Checkpoint Irtah (Shaare Efrayim en langue de l'occupant). Photo Esti Tsal pour Machsomwatch.
Checkpoint Irtah (Shaare Efrayim en langue de l'occupant). Photo Esti Tsal pour Machsomwatch.
Le Ministère de la Défense a répondu que les quantités non commerciales de nourriture n’étaient pas limitées. Il n’a pas fait de référence à la question de l’eau.

Le checkpoint, Sha’ar Efraim (Irtah pour les Palestiniens, ndt), est situé au sud de Tulkarem, et il est géré, pour le compte du Ministère de la Défense, par la compagnie de sécurité privée Modi’in Ezrahi. La compagnie empêche les ouvriers palestiniens de passer le checkpoint avec les articles suivants :
. de grandes bouteilles d’eau glacée,
. de grandes bouteilles de sodas,
. de la nourriture préparée à la maison,
. du thé et du zaatar (mélange d’épices, ndt).

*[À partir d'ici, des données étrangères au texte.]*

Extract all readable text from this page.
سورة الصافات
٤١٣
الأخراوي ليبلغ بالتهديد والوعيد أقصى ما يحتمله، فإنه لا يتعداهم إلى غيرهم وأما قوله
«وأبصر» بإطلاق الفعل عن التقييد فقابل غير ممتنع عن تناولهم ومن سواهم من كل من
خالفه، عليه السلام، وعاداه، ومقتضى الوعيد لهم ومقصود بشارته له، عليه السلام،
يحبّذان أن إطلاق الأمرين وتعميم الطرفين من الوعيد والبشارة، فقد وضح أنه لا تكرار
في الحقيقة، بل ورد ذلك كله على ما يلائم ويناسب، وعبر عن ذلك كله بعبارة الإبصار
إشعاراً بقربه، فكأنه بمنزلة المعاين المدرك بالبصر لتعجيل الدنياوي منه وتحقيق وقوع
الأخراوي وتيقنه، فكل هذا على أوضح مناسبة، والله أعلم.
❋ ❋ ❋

La compagnie de sécurité dicte également la quantité d’articles autorisés :
. 5 pitas (petits pains ronds, ndt)
. une boîte de hummus et de thon,
. une petite bouteille ou une boisson en boite,
. une ou deux tranches de fromage,
. quelques cueillerées de sucre,
. de 5 à 10 olives.

Les ouvriers ne sont pas non plus autorisés à porter des ustensiles de cuisine et des outils de travail.

MachsomWatch (1) a dit à Ha’aretz que dimanche, un ouvrier du bâtiment de 32 ans de Tulkarem, qui est employé à Hadera, n’a pas été autorisé à passer le checkpoint avec son casse-croute, qui comprenait 6 pitas, 2 boites de crème, un kilo de sucre dans un sac plastique et une salade, également dans un sac plastique.

L’ouvrier palestinien type qui travaille en Israël a une journée de travail de 12 heures, y compris le temps de trajet et l’attente au checkpoint. Beaucoup partent de chez eux dès 2h du matin pour attendre en ligne au checkpoint ; un retard au travail se traduit souvent par un renvoi immédiat. Les ouvriers retournent chez eux vers 17h. L’attente au checkpoint peut prendre un à deux heures, à l’aller comme au retour, si non plus.

Les quantités de nourriture autorisées par Modi’in Ezrahi ne correspondent pas aux besoins alimentaires quotidiens des ouvriers, qui préfèrent ne pas acheter la nourriture dans les magasins israéliens considérablement plus chers.

MachsomWatch a informé les Forces Israéliennes de Défense (d’occupation, ndt) de ces nouvelles interdictions, mais n’a reçu aucune réponse, a dit l’organisation. Modi’in Ezrahi a déclaré que les questions devaient être adressées à l’administration des checkpoints au Ministère de la Défense.

Les militantes de MachsomWatch ont dit que le garde de la sécurité en fonction leur a dit que les restrictions alimentaires étaient imposées pour des raisons de “sécurité et de santé”. Cependant, au checkpoint voisin de Qalqilya, qui est toujours directement géré par l’armée israélienne, les ouvriers peuvent passer avec toute la nourriture interdite à Sha’ar Efraim.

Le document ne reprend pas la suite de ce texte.